Dancing at the Crossroads By Saed Kakish, December 15, 2015
Published in Saint Paul Almanac
Saed Kakish performing Sabeel at the University of St. Thomas
© St. Thomas Photo Services/www.stthomas.edu/photo
Saint Paul is my chosen home, the place where I feel most deeply that I belong. Now. It has not always been so.
In many ways my story is similar to countless American’s; we are, as President Kennedy wrote, “a nation of immigrants.” But when I arrived in Minnesota—my nine-year-old head swimming with tales of American opportunity, green cards already waiting—I felt extremely disoriented, almost as if I’d been kidnapped. My father, a dry grocer and merchant in Mafraq, Jordan, had come over two years earlier, working two jobs until he could bring the rest of us. Mafraq is a Bedouin town near the Syrian border; its name means crossroads, an apt description of its centrality on the road between Damascus and Amman. I had arrived, against my will, at an entirely different kind of crossroads.

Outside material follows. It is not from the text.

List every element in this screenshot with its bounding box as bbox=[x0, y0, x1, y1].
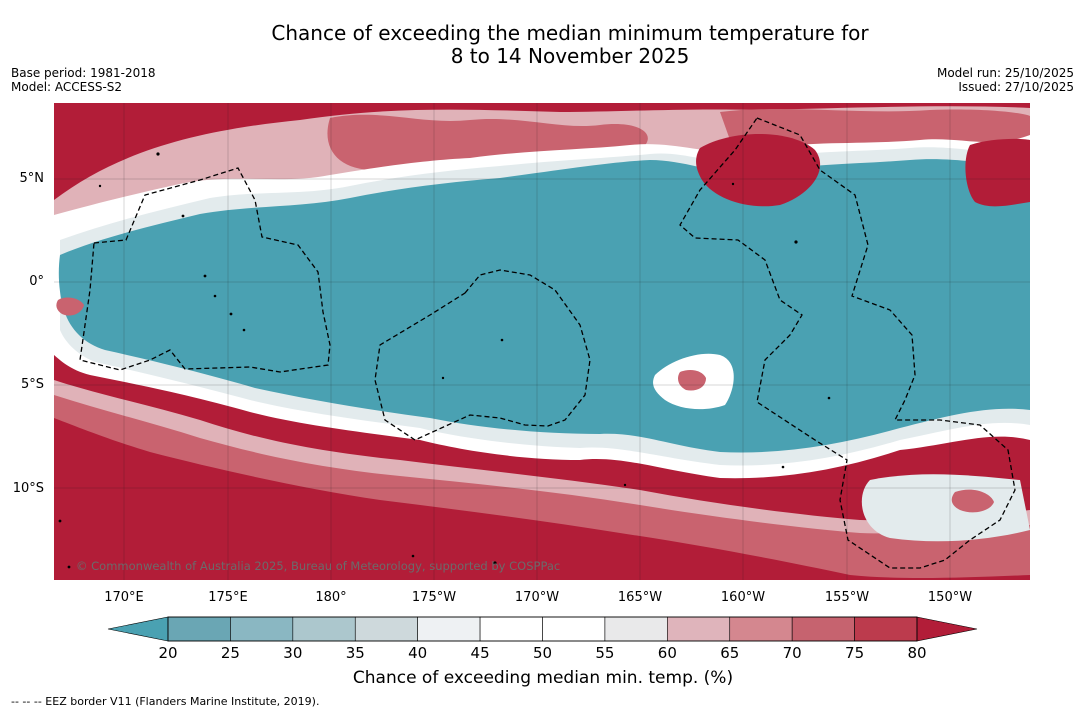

We’d landed at O’Hare, my mother and the seven of us, and all the way to the Twin Cities, our earthly belongings strapped to the roof of my dad’s Dodge Colt, I felt everything I knew falling away in a swirl: not just familiar desert architecture and landscapes, the palm trees and camels, but all the tastes, smells, colors, and sounds of my young life, all slipping away as we headed northwest across the alien prairie. In the suburb that became my first American home, we were the only family of color for as far as my legs could walk in any direction. It was a difficult experience for a long time, breathing in and slowly taking up a new culture and home.
But when I went back to the Jordan I’d so ached for eleven years later, I found I was now a tourist in my country of origin, soaking up sites I’d never seen as a child. I couldn’t get enough—visiting Petra; splashing, wading, and bobbing in the Dead Sea; a day at the ancient Roman-ruin amphitheater in Jarash—but even then villagers called me “the American,” pointing out subtle differences in my dress and manner that marked me, even if I was unaware of them.
Innumerable nuances of culture and circumstances have carried me to this place where Minnesota’s crossroads city, its capital, feels so thoroughly my home. Saint Paul is urban while being historically interesting, with its distinctive buildings and neighborhoods, its growing diverse cultures living together while retaining important features of their countries of origin. I created my coffee shop where people who trace their ancestries back to Minnesota territorial days mingle and feel at home with those recently arriving from other places and histories. All contribute to my sense of belonging here. Now.
I’ve always done traditional Middle-Eastern dances at family celebrations, but an experience I had more than a decade ago, the first time I performed on stage, helped me recognize I’d been reborn in this new place. The performance began with six of us dancer-actors, each from a different homeland, laying flat on the stage, hidden under a large sheet of white fabric. After slow rhythmic stirrings, each of us emerged to tell his or her own story in that darkened auditorium. Something about that narrative-dance, a blend of traditional Arabic dance and my own invention, that movement from private act to public dialogue with a random audience, made me understand how much at home I was here in this new crossroads; now so many things had come together to make me belong.
Toward the end of our performance we sat under a tree on stage and drank coffee together, always a sign of community in Jordan; we ended with a joyous dance. My life in Saint Paul is not a joyous dance; no one’s is. But this crossroads is where I now belong.